From the Back Cover
"A key resource I heartily recommend."--Bill Rodgers, four-time Boston Marathon Winner, four-time New York City Marathon Winner
"Runners have much to gain from Alberto Salazar's world-class knowledge."--Mary Decker Slaney, World-Record Holder, Olympian
Road racing has become one of North America's most popular competitive sports. Thousands of people participate in road races every year, from 5K, 8K, and 10K fun-runs to half-marathons, marathons, and beyond. And with every race, more people are discovering the joys and benefits of running. Alberto Salazar, one of America's greatest distance runners, is currently coach of the Oregon Project, a Nike-sponsored endeavor that uses an array of high-tech training methods to build world-class distance runners. In Alberto Salazar's Guide to Road Racing, he shows readers how to run farther and faster without the injuries or burnout that accompany overtraining, and offers both first-time runners and dedicated marathoners the training methods he's developed and refined in his many years of racing and coaching.
Alberto Salazar's Guide to Road Racing covers a wide array of needs, including:
- Base training
- Speed training
- Avoiding and dealing with injuries
- Mental conditioning
- Race preparation
- Goal advancement
- Weight training
- and much more!
Whether the goal is to increase distances, reduce times, or win medals, Salazar has the training method to suit every road racer at every level of the sport.
About the Author
Alberto Salazar is coach of Nike's Oregon Project, which combines his expert knowledge of running and training methods and cutting-edge technology to create radically better marathoners.
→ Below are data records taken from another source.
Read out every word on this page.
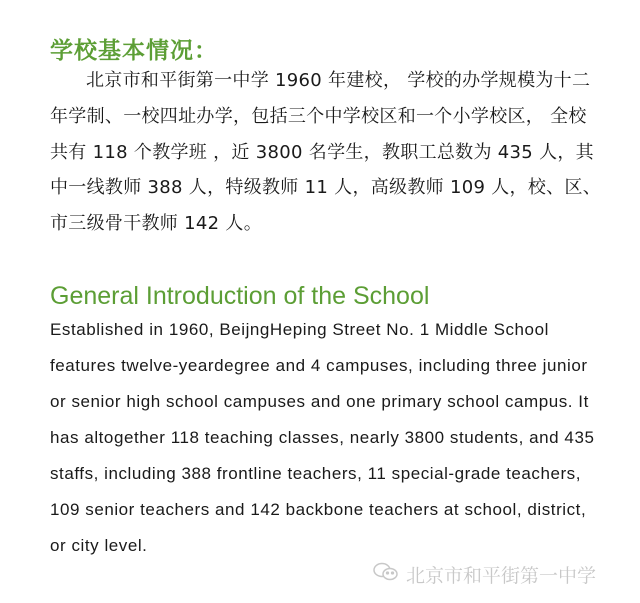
学校基本情况：
北京市和平街第一中学 1960 年建校， 学校的办学规模为十二
年学制、一校四址办学，包括三个中学校区和一个小学校区， 全校
共有 118 个教学班 ，近 3800 名学生，教职工总数为 435 人，其
中一线教师 388 人，特级教师 11 人，高级教师 109 人，校、区、
市三级骨干教师 142 人。
General Introduction of the School
Established in 1960, BeijngHeping Street No. 1 Middle School
features twelve-yeardegree and 4 campuses, including three junior
or senior high school campuses and one primary school campus. It
has altogether 118 teaching classes, nearly 3800 students, and 435
staffs, including 388 frontline teachers, 11 special-grade teachers,
109 senior teachers and 142 backbone teachers at school, district,
or city level.
北京市和平街第一中学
He burst onto the American and world marathon scene with a victory in the 1980 New York City Marathon. During his running career, he set one world and six U.S. records in various distances. After a hiatus lasting more than a decade, he made a comeback in 1995, when he won the Comrades Ultramarathon in South Africa. Richard A. Lovett, Ph.D., is an avid runner and veteran of numerous marathons. A former law professor, he is now a full-time writer.